Messaoud Ould Boukheir: Un sentiment de satisfaction mais pas d’autosatisfaction, un sentiment de fierté d’avoir ajouté, avec d’autres, une pierre à l’édification d’une Mauritanie nouvelle, une Mauritanie plus consensuelle, plus démocratique. Il était de notre devoir, en tant que politiques, de contribuer à «performer», pour autant que le terme existe, les instruments de notre jeune démocratie. Ce dialogue aura été une occasion de s’y employer, avec d’autres, et le résultat, je le pense en toute modestie, est à la hauteur de nos espoirs. Il reste, maintenant, à voir ce qu’il en sera, demain, pour l’opinion nationale.
Parmi les nombreux points de l’accord, quel est celui qui vous satisfait le plus et pourquoi?

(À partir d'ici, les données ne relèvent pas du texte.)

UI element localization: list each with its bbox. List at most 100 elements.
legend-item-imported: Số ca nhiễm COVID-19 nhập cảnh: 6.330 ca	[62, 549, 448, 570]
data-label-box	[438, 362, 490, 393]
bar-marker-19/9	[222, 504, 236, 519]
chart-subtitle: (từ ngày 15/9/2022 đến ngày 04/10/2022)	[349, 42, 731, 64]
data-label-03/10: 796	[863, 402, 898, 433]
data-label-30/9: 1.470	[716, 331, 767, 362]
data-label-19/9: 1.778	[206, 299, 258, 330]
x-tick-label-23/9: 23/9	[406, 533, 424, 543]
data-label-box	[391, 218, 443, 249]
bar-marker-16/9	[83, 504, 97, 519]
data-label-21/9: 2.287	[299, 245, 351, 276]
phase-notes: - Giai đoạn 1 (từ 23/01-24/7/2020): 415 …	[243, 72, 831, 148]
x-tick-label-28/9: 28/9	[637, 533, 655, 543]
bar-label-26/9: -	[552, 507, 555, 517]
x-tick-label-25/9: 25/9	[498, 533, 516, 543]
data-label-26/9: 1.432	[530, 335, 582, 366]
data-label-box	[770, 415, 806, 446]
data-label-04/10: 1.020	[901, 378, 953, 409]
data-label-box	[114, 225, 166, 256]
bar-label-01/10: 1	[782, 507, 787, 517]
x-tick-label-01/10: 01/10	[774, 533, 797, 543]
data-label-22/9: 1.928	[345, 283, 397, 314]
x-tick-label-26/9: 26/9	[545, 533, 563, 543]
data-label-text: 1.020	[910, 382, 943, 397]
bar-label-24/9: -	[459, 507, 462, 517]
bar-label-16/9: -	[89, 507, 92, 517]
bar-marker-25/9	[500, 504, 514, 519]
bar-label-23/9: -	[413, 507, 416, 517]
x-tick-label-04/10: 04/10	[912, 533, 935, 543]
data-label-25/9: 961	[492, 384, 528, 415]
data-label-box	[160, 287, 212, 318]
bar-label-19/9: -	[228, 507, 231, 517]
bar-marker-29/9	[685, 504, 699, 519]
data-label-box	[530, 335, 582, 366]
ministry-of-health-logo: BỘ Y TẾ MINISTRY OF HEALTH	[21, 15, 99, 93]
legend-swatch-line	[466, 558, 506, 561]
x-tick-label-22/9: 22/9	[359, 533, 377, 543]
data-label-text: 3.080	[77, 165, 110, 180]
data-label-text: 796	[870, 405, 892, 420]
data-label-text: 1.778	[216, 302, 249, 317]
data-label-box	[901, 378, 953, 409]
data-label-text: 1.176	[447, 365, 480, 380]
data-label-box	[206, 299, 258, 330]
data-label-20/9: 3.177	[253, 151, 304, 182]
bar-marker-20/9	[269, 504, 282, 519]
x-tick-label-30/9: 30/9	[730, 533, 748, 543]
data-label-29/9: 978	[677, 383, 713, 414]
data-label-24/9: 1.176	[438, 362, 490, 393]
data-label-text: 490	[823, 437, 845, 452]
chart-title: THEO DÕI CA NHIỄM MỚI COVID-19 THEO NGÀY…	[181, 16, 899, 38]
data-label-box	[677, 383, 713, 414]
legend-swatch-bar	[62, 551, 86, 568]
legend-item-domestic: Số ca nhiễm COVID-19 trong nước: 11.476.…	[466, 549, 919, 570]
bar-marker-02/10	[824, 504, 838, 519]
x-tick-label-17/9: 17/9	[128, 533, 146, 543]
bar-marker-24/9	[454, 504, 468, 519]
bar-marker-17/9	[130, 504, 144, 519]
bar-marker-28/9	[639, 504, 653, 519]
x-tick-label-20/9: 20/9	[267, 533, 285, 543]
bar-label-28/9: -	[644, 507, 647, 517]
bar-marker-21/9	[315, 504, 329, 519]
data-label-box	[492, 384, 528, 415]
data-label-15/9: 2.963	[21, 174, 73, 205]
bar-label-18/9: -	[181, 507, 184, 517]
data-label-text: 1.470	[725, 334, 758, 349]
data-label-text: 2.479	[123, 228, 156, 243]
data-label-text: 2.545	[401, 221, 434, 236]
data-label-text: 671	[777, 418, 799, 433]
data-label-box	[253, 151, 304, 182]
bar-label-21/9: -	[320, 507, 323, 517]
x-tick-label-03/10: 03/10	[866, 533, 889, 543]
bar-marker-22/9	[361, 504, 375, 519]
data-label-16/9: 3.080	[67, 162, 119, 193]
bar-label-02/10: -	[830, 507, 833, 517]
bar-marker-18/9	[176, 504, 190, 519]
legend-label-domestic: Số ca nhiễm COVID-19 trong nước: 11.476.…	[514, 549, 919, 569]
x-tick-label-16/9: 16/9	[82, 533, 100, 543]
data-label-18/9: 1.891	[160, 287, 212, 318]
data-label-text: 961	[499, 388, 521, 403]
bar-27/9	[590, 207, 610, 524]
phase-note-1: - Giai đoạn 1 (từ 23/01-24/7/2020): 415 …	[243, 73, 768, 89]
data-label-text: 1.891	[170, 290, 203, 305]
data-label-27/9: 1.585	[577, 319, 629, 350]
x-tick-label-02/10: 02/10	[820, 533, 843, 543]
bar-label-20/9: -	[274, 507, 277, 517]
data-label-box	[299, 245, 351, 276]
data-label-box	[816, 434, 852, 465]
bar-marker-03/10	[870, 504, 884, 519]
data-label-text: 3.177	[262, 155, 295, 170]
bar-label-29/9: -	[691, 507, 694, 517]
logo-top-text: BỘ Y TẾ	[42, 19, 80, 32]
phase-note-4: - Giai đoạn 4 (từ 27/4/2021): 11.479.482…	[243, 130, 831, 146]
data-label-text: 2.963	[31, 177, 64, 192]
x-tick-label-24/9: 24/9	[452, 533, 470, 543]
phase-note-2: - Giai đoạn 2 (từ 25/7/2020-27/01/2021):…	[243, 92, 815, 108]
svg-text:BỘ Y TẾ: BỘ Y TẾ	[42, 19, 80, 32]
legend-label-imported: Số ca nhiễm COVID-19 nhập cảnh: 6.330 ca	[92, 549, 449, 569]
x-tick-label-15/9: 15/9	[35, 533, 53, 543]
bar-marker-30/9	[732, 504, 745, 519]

Celui qui me satisfait le plus concerne, bien évidemment, la recherche constante des garanties de transparence des scrutins, avec la mise en place d’une CENI indépendante, ayant, pour principale mission, le contrôle, en amont et en aval, des opérations électorales. La nouvelle structure vient mettre fin à l’interférence de l’administration, comme nous y avons été habitués, durant des décennies, lors de chaque élection. La mise en place de cet organe de contrôle et, surtout, de validation des résultats – car, comme vous le savez, pour nous, opposants politiques, ce qui nous intéresse, dans une compétition électorale, dans la lutte pour une alternance démocratique et pacifique, c’est de nous assurer que les résultats ne soient pas truqués, détournés ou confisqués, au profit de la partie adverse – cette mise en place, dis-je, constitue la principale garantie d’élections apaisées. Les élections transparentes sont, comme nous le savons tous, la clef de voûte de tout système démocratique. Observez partout, autour de nous, ce que les scrutins contestés ont engendré.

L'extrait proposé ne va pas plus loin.